Selber einkaufen, verpacken und schenken macht aber auch Spaß.

Social Cinema – das nächste große Ding

Zu Social TV habe ich mich ja erst kürzlich geäußert. Und nun das nächste große Ding: Social Cinema. Also in Kino den Film kommentieren bei Twitter. Was das bringen soll? Ja, das frage ich mich auch.

Aber neulich im Kino sah ich viele Zuschauer um mich herum, bei denen es regelmäßig in den Handflächen aufleuchtete und die fleißig andere Menschen auf dem Laufenden hielten. Natürlich kann ich nur mutmaßen, dass sie den Filminhalt weitergaben und nicht den neuesten Cliquen-Klatsch. Doch wenn ich zwischen 6 und 12 Euro für eine Kinokarte zahle, konzentriere ich mich auf en Film und nicht auf das Internet und das Gerät, dass es mit mir verbindet.

Vor allem ist es auch für andere störend, wenn irgendwo im Saal immer eine weitere Leuchtquelle ist. Und die gibt es immer. Ok, mich stört auch schon das Licht eines Notausgang-Schilds im dunklen Kino. Solange die Leute Ihre Smartphones auf lautlos stellen, ist es mir recht. Wenigstens filmen sie nicht mit dem Handy den Film ab, um ihn anschließend zu einer der Nachfolge-Seiten von kino.to hochzuladen.

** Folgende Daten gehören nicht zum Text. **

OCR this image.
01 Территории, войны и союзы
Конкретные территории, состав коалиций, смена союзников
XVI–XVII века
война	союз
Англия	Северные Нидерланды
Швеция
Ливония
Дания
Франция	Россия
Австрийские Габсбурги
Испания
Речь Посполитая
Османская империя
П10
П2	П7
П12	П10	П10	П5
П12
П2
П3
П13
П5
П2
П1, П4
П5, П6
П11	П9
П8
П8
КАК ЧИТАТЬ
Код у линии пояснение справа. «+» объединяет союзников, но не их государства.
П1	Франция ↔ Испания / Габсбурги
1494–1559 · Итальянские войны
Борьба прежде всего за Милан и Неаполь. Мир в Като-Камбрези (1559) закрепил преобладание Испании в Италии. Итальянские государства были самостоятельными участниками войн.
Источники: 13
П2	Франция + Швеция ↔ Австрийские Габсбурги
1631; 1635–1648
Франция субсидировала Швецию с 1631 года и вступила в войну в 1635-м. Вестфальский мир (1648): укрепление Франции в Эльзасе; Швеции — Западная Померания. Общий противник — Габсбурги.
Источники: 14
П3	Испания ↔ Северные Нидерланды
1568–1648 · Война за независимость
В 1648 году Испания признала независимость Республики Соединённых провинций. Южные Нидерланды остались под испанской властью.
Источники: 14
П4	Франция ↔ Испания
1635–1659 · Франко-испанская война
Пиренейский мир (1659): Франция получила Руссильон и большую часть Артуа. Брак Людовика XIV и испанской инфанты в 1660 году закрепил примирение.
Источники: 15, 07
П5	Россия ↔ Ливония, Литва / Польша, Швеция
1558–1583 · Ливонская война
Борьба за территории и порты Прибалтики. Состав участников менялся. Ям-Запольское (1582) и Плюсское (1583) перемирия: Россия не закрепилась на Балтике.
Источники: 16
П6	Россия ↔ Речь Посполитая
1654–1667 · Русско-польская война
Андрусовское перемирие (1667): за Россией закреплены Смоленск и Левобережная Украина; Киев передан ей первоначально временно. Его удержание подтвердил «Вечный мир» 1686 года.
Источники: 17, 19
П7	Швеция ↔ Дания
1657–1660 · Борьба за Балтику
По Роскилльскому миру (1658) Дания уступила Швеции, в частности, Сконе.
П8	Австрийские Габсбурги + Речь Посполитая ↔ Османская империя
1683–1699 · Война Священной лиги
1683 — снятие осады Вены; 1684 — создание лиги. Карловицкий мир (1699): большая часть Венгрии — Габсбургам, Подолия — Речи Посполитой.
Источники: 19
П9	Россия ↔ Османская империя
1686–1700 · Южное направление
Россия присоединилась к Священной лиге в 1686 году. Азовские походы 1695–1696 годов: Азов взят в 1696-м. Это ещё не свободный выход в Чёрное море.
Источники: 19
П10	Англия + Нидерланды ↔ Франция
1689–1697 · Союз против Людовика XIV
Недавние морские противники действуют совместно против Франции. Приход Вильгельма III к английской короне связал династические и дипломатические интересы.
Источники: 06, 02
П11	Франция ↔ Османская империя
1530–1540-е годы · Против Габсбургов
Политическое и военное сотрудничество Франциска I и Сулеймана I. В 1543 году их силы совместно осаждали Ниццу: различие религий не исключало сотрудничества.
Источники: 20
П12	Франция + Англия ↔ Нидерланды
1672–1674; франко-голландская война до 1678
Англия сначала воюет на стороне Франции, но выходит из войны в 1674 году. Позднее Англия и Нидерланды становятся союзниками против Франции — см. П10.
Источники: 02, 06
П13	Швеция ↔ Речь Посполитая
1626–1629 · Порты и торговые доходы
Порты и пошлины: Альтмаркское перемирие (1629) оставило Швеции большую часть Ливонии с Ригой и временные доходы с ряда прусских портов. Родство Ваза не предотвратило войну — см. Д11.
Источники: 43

Ähnliche Situation bei Konzerten:

„Zeigt mir Eure Hände“

Die beliebte Forderung einschlägiger Musiker ergibt keinen Sinn mehr. Die Hände sind schon oben und sie halten eine Digitalkamera oder ein Smartphone. Was bringt es mir, wenn ich ein Konzert die ganze Zeit durch das Mini-Display betrachte??? Will mir nicht in den Kopf. Wer unbedingt in Facebook zeigen will, wie cool er ist, weil er bei XY steht, soll ein (1) Foto machen und es posten. Das reicht doch. Dann gehen auch weniger Handys bei Konzerten zu Bruch, weil sie aus zwei Metern Höhe runterfallen und der Nebenmann unabsichtlich drauf tritt.

Und wer guckt sich die 90 Minute-Aufnahme eines Konzerts nachher auf seinem iPhone nochmal an? Zeigt man das seinen Freunden? Ich denke, eher wird sich der Filmer selbst das Werk noch einmal betrachten, damit er sieht, was er verpasst hat, als er auf sein Display konzentriert war.